Milênio vai, milênio vem, a ocasião é propícia para que os oradores de inflamado verbo discursem sobre os destinos da humanidade e para que os porta-vozes da ira de Deus anunciem o fim do mundo e o aniquilamento geral, enquanto o tempo, de boca fechada, continua sua caminhada ao longo da eternidade e do mistério.

Verdade seja dita, não há quem resista; numa data assim, por arbitrária que seja , qualquer um sente a tentação de perguntar-se como será o tempo que será. E vá-se lá o tempo que será. Temos uma única certeza: no século 21, se ainda estivermos aqui, todos nós seremos gente do século passado e, pior ainda, do milênio passado.

Embora não possamos adivinhar o tempo que será temos, sim, o direito de imaginar o que queremos que seja. Em 1948 e em 1976, as Nações Unidas proclamaram extensas listas de Direitos Humanos, mas a imensa maioria da humanidade só tem o direito de ver, ouvir e calar. Que tal começarmos a exercer o jamais direito de sonhar? Que tal delirarmos um pouquinho? Vamos fixar o olhar num ponto além da infâmia para adivinhar outro mundo possível: o ar estará livre de todo o veneno que não vier dos medos humanos e das paixões humanas; nas ruas, os automóveis serão esmagados pelos cães; as pessoas não serão dirigidas pelos automóveis, nem programadas pelo computador, nem compradas pelo supermercado e nem olhadas pelo televisor; o televisor deixará de ser o membro mais importante da família e será tratado como o ferro de passar e a máquina de lavar roupas; as pessoas trabalharão para viver, em vez de viver para trabalhar; será incorporado aos códigos penais o delito da estupidez, cometido por aqueles que vivem para ter e para ganhar, em vez de viver apenas por viver, como canta o pássaro sem saber que canta e como brinca a criança sem saber que brinca; em nenhum país serão presos os jovens que se negarem a prestar o serviço militar, mas irão para a cadeia os que desejarem prestá-lo; os economistas não chamarão nível de vida o nível de consumo, nem chamarão qualidade de vida a quantidade de coisas; os cozinheiros não acreditarão que as lagostas gostem de ser fervidas vivas; os historiadores não acreditarão que os países gostem de ser invadidos; os políticos não acreditarão que os pobres gostem de comer promessas; a solenidade deixará de ser uma virtude; a morte e o dinheiro perderão seus mágicos poderes, e nem por falecimento ou fortuna o canalha será transformado em virtuoso cavalheiro; ninguém será considerado herói nem idiota por fazer o que crê seja justo, em lugar de fazer o quem mais lhe convém.

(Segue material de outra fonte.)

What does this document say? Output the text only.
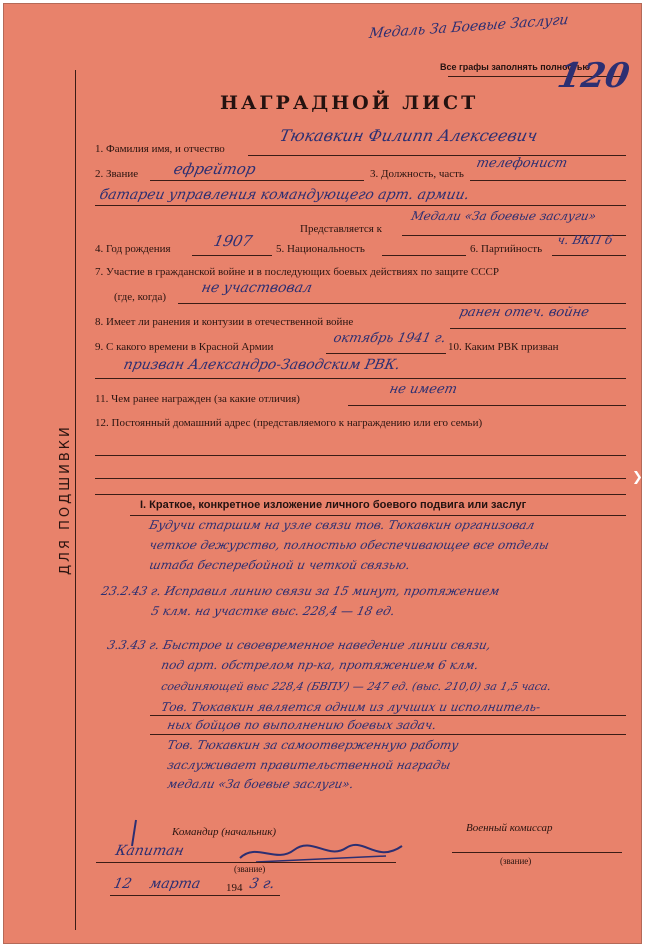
ДЛЯ ПОДШИВКИ
Медаль За Боевые Заслуги
Все графы заполнять полностью
120
НАГРАДНОЙ ЛИСТ
1. Фамилия имя, и отчество
Тюкавкин Филипп Алексеевич
2. Звание ефрейтор	3. Должность, часть
телефонист
батареи управления командующего арт. армии.
Представляется к
Медали «За боевые заслуги»
4. Год рождения	1907 5. Национальность	6. Партийность
ч. ВКП б
7. Участие в гражданской войне и в последующих боевых действиях по защите СССР
(где, когда)
не участвовал
8. Имеет ли ранения и контузии в отечественной войне
ранен отеч. войне
9. С какого времени в Красной Армии
октябрь 1941 г.
10. Каким РВК призван
призван Александро-Заводским РВК.
11. Чем ранее награжден (за какие отличия)
не имеет
12. Постоянный домашний адрес (представляемого к награждению или его семьи)
I. Краткое, конкретное изложение личного боевого подвига или заслуг
Будучи старшим на узле связи тов. Тюкавкин организовал
четкое дежурство, полностью обеспечивающее все отделы
штаба бесперебойной и четкой связью.
23.2.43 г. Исправил линию связи за 15 минут, протяжением
5 клм. на участке выс. 228,4 — 18 ед.
3.3.43 г. Быстрое и своевременное наведение линии связи,
под арт. обстрелом пр-ка, протяжением 6 клм.
соединяющей выс 228,4 (БВПУ) — 247 ед. (выс. 210,0) за 1,5 часа.
Тов. Тюкавкин является одним из лучших и исполнитель-
ных бойцов по выполнению боевых задач.
Тов. Тюкавкин за самоотверженную работу
заслуживает правительственной награды
медали «За боевые заслуги».
Командир (начальник)	Военный комиссар
Капитан
(звание)
(звание)
12 марта 194 3 г.
❯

O mundo já não se encontrará em guerra contra os pobres, mas sim contra a pobreza, e a indústria militar não terá outro caminho senão declarar a falência. A comida não será uma mercadoria, nem a comunicação um negócio, porque a comida e a comunicação são direitos humanos. Ninguém morrerá de fome porque ninguém morrerá de indigestão. As crianças de rua não serão tratadas como se fossem lixo, porque não haverá crianças de rua. Os meninos ricos não serão tratadas como se fossem dinheiro porque não existirão meninos ricos; a educação não será um privilégio de quem possa pagá-la; a polícia não será a maldição de quem não possa comprá-la; a justiça e a liberdade, irmãs siamesas, condenadas a viver separadas, tornarão a unir-se, bem juntinhas, ombro-a-ombro; uma mulher, negra, será presidenta do Brasil e outra mulher, negra, será presidenta dos Estados Unidos da América; uma mulher indígena governará a Guatemala e outra o Perú; na Argentina, as loucas da Praça de Mayo serão o exemplo de saúde mental porque se negaram a esquecer dos tempos da amnésia obrigatória; a Santa Madre Igreja corrigirá os erros das tábuas de Moisés, e o sexto mandamento ordenará que se festeje o corpo; a Igreja também ditará outro mandamento, do qual Deus se esqueceu: “amarás a natureza da qual fazes parte”; serão reflorestados os desertos do mundo e os desertos da alma; os desesperados serão esperados e os perdidos serão encontrados, porque eles são os que se desesperaram de tanto esperar e os que se perderam de tanto procurar; seremos compatriotas de todos os que tenham vontade de justiça e vontade de beleza, tenham nascido onde tenham nascido e tenham vivido onde tenham vivido, sem que importe nem um pouco as fronteiras do mapa ou do tempo; a perfeição continuará sendo um aborrecido privilégio dos deuses; mas, neste mundo confuso e fastidioso, cada noite será vivida como se fosse a última e cada dia como se fosse o primeiro.”